2.2 Continuous Variation

Continuous variation results in a range of values between two extremes. The measurements are gradually graded.

• Key Features:
  • Quantitative: You can measure the values along a scale.
  • Intermediate Values Exist: There is a smooth transition between the smallest and largest (e.g., someone can be 170.1 cm or 170.2 cm tall).
  • Strong Environmental Influence: Often significantly affected by environmental factors (G x E).
  • Graph Shape: When plotted, it typically results in a normal distribution curve (bell-shaped curve or histogram).
• Genetic Basis: Determined by the interaction of many genes, known as polygenic inheritance. Each gene has a small additive effect on the phenotype.
• Examples: Height, mass/weight, leaf length, skin colour, running speed.

Memory Aid: Continuous = Curve (Bell-shaped) and Countless Genes (Polygenic).

17.1.4 Statistical Analysis of Variation: The t-test

In Biology, when we collect data on continuous variation (like measuring the height of two plant populations), we often want to know if the difference between their average values (means) is meaningful, or just due to chance.

This is where the t-test comes in. The t-test is used to compare the means of two different samples to see if there is a statistically significant difference between them.

The Purpose and Application of the t-test

Imagine you tested two different types of fertilisers (A and B) and measured the final heights of the plants. Fertilizer A plants were, on average, 2 cm taller than Fertilizer B plants. Is this small difference actually important, or did it just happen because of random chance in the sample?

The t-test answers this by testing a statement called the Null Hypothesis (H₀).

H₀ (Null Hypothesis): There is no significant difference between the means of the two samples (i.e., any observed difference is purely due to chance).

H₁ (Alternative Hypothesis): There is a significant difference between the means of the two samples.

Step-by-Step Procedure (Conceptually)

Don't worry about memorising the complex formula—it will be provided in the exam. Focus on these steps:

Step 1: Calculate the t-value (using the provided formula)
This calculation takes into account the means of the two samples, the standard deviation (spread) of the data, and the sample size. The resulting value is the calculated t-value ($t_{\text{calculated}}$).

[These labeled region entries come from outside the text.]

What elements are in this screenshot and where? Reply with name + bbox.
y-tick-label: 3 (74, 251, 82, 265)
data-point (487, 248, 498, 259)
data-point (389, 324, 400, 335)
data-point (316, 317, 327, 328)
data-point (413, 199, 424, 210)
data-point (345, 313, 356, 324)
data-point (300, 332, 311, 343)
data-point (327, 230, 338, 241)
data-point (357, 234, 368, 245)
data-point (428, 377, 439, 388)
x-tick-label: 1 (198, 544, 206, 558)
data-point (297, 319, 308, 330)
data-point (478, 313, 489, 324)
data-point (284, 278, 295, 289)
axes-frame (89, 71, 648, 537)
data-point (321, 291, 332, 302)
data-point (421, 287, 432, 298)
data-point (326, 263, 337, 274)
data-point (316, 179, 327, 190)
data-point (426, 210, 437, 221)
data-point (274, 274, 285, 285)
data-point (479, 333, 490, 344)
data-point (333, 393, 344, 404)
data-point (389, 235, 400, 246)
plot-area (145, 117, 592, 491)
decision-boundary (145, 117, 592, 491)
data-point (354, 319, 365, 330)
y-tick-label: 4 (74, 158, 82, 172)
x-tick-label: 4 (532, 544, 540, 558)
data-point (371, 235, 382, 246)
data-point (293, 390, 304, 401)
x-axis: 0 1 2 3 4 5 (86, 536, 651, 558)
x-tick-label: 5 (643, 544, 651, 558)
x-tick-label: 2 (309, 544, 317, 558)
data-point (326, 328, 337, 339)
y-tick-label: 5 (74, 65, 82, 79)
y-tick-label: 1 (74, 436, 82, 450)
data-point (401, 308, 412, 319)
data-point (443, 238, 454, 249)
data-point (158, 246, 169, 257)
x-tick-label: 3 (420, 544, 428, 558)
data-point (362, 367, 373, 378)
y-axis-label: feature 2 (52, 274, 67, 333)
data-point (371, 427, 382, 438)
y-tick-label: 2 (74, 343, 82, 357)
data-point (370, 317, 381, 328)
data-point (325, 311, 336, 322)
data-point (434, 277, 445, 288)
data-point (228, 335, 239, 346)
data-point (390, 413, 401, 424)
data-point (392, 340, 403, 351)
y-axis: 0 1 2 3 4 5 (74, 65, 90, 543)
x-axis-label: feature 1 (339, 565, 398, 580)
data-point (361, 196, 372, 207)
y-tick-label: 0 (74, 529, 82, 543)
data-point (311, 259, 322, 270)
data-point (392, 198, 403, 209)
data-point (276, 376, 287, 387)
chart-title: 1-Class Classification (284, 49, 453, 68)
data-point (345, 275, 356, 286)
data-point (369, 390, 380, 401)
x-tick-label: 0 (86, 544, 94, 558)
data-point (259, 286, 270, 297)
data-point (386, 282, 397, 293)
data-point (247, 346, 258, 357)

Step 2: Determine the Degrees of Freedom ($v$)
This is based on the total number of individuals in both samples minus 2.
\[ v = n_1 + n_2 - 2 \]

Step 3: Find the Critical Value
You use the calculated degrees of freedom ($v$) and the chosen level of probability (usually 5% or $p=0.05$) to find the critical value ($t_{\text{critical}}$) from a statistical table (which is also usually provided).

Step 4: Draw a Conclusion
Compare your calculated $t$-value to the critical $t$-value:

• If \( |t_{\text{calculated}}| \) > \( t_{\text{critical}} \): The difference is significant. You must reject the Null Hypothesis (H₀). This means the difference observed is likely due to the factor you were testing (e.g., the fertilizer really did make a difference).
• If \( |t_{\text{calculated}}| \) \(\le\) \( t_{\text{critical}} \): The difference is not significant. You accept the Null Hypothesis (H₀). The difference is likely due to chance.

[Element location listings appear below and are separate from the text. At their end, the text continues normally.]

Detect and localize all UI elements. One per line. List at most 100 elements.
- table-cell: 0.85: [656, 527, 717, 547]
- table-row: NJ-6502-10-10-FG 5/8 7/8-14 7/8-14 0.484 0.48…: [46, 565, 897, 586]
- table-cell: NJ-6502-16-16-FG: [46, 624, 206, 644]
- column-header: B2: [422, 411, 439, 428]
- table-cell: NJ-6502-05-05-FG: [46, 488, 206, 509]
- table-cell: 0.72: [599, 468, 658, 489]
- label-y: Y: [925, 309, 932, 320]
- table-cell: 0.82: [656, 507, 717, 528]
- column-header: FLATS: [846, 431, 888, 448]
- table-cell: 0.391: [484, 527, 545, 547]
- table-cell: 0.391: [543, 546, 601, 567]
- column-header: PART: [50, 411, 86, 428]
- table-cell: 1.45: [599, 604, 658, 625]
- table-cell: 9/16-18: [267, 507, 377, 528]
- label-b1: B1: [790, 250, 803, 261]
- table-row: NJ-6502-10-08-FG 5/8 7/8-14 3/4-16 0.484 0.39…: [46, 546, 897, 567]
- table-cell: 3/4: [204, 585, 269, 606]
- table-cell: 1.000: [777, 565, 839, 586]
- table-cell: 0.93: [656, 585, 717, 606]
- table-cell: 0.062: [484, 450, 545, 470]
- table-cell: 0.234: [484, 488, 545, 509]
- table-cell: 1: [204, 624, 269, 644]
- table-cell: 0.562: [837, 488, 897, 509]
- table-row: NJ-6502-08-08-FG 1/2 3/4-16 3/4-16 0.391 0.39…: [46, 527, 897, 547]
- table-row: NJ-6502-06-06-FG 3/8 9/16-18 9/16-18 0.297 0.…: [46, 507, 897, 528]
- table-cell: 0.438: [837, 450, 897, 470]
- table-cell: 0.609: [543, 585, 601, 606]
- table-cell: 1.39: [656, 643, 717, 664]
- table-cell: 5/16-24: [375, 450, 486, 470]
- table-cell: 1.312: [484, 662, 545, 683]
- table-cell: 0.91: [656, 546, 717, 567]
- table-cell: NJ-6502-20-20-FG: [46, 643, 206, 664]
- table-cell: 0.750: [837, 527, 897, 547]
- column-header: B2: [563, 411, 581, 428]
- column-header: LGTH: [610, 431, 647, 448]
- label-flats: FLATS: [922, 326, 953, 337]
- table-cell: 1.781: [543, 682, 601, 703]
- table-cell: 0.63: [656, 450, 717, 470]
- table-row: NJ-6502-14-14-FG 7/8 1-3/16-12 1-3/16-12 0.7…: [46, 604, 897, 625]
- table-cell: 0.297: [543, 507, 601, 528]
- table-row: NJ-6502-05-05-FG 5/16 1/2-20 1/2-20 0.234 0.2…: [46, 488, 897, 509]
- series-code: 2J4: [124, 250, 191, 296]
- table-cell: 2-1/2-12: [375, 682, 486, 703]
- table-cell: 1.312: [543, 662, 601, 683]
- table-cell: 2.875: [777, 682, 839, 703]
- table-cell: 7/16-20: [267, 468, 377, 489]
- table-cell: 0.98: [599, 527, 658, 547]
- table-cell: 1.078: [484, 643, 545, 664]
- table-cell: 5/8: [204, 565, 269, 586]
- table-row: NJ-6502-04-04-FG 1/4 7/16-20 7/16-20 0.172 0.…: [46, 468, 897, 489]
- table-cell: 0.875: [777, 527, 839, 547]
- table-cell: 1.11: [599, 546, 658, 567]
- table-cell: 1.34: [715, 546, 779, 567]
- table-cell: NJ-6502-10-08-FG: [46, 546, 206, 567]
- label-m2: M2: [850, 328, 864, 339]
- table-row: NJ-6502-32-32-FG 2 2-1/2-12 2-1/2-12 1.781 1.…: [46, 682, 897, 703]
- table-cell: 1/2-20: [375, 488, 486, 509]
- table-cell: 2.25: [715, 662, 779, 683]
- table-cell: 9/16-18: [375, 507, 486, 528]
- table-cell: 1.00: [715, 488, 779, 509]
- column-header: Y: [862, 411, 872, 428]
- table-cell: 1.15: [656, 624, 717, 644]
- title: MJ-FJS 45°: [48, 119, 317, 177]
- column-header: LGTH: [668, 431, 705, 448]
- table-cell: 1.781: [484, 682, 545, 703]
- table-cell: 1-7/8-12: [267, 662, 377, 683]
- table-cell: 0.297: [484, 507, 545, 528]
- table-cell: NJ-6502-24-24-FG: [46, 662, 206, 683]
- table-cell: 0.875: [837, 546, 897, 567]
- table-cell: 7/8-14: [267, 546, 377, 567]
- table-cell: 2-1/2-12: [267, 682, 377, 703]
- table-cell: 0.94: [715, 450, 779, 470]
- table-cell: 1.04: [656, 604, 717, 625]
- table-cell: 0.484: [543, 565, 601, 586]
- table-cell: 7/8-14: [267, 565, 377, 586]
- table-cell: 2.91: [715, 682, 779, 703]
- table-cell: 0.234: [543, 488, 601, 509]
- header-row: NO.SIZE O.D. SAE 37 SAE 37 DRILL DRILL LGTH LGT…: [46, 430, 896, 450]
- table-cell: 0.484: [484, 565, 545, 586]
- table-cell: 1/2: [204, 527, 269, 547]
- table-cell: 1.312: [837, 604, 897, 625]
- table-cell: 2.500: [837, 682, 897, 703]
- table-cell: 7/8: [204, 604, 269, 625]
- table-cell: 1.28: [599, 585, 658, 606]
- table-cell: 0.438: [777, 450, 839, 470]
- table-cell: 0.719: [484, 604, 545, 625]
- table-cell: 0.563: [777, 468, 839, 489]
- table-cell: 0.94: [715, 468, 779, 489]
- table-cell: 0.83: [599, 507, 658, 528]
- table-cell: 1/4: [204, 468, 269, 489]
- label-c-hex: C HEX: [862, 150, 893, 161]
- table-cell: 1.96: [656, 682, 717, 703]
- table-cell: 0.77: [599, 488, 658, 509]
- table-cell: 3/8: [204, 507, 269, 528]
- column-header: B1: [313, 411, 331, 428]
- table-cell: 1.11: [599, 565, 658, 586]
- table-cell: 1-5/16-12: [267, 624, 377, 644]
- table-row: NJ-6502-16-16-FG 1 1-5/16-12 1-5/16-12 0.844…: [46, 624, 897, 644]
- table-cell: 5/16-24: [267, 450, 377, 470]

Note: The absolute value is used because the difference could be positive or negative depending on which mean you subtract first.

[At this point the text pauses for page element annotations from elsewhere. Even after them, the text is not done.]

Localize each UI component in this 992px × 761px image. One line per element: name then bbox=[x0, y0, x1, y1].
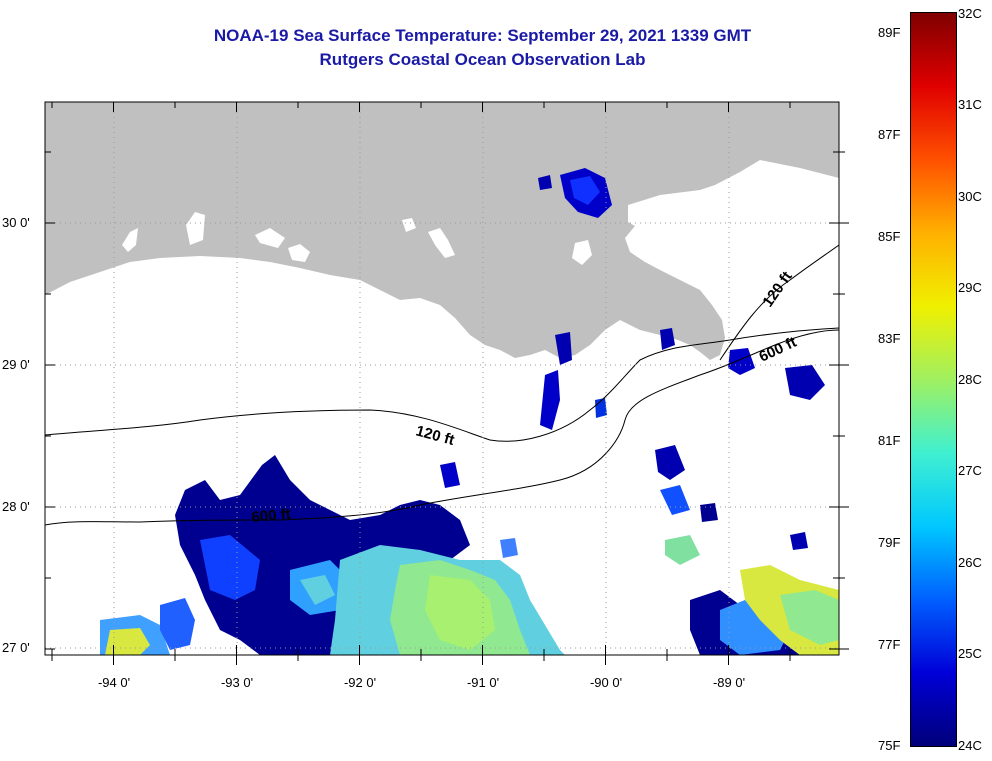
lake-grand bbox=[288, 244, 310, 262]
scale-label-85f: 85F bbox=[878, 229, 901, 244]
lon-label-91: -91 0' bbox=[466, 675, 500, 690]
scale-label-25c: 25C bbox=[958, 646, 982, 661]
lake-calcasieu bbox=[186, 212, 205, 245]
scale-label-26c: 26C bbox=[958, 555, 982, 570]
axis-ticks bbox=[45, 102, 849, 665]
lon-label-92: -92 0' bbox=[343, 675, 377, 690]
scale-label-75f: 75F bbox=[878, 738, 901, 753]
scale-label-30c: 30C bbox=[958, 189, 982, 204]
scale-label-87f: 87F bbox=[878, 127, 901, 142]
lat-label-29: 29 0' bbox=[2, 357, 30, 372]
scale-label-24c: 24C bbox=[958, 738, 982, 753]
scale-label-83f: 83F bbox=[878, 331, 901, 346]
graticule bbox=[45, 102, 839, 655]
map-title: NOAA-19 Sea Surface Temperature: Septemb… bbox=[213, 26, 752, 45]
lat-label-30: 30 0' bbox=[2, 215, 30, 230]
lon-label-93: -93 0' bbox=[220, 675, 254, 690]
lake-sabine bbox=[122, 228, 138, 252]
scale-label-81f: 81F bbox=[878, 433, 901, 448]
color-scale-bar bbox=[910, 12, 957, 747]
bathymetry-contours bbox=[45, 244, 839, 526]
map-frame bbox=[44, 101, 840, 656]
sst-patches bbox=[100, 168, 839, 655]
lake-pontchartrain bbox=[628, 190, 700, 232]
lat-label-27: 27 0' bbox=[2, 640, 30, 655]
scale-label-77f: 77F bbox=[878, 637, 901, 652]
scale-label-79f: 79F bbox=[878, 535, 901, 550]
scale-label-29c: 29C bbox=[958, 280, 982, 295]
lake-4 bbox=[428, 228, 455, 258]
scale-label-31c: 31C bbox=[958, 97, 982, 112]
map-subtitle: Rutgers Coastal Ocean Observation Lab bbox=[319, 50, 646, 69]
lon-label-90: -90 0' bbox=[589, 675, 623, 690]
lake-5 bbox=[572, 240, 592, 265]
scale-label-32c: 32C bbox=[958, 6, 982, 21]
scale-label-89f: 89F bbox=[878, 25, 901, 40]
lon-label-89: -89 0' bbox=[712, 675, 746, 690]
lake-3 bbox=[402, 218, 416, 232]
lat-label-28: 28 0' bbox=[2, 499, 30, 514]
lon-label-94: -94 0' bbox=[97, 675, 131, 690]
scale-label-27c: 27C bbox=[958, 463, 982, 478]
lake-borgne bbox=[690, 195, 745, 255]
scale-label-28c: 28C bbox=[958, 372, 982, 387]
contour-label-600ft-west: 600 ft bbox=[251, 506, 292, 526]
lake-white bbox=[255, 228, 285, 248]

Did you know? The 5% probability level ($p=0.05$) means that if you reject the null hypothesis, there is still a 5% (1 in 20) chance that you were wrong, and the difference actually occurred by chance. Biologists accept this level of uncertainty as standard for significance.

Key Takeaway: The t-test is our tool for proving that an observed difference in continuous data between two groups is real (statistically significant) and not just a random fluke.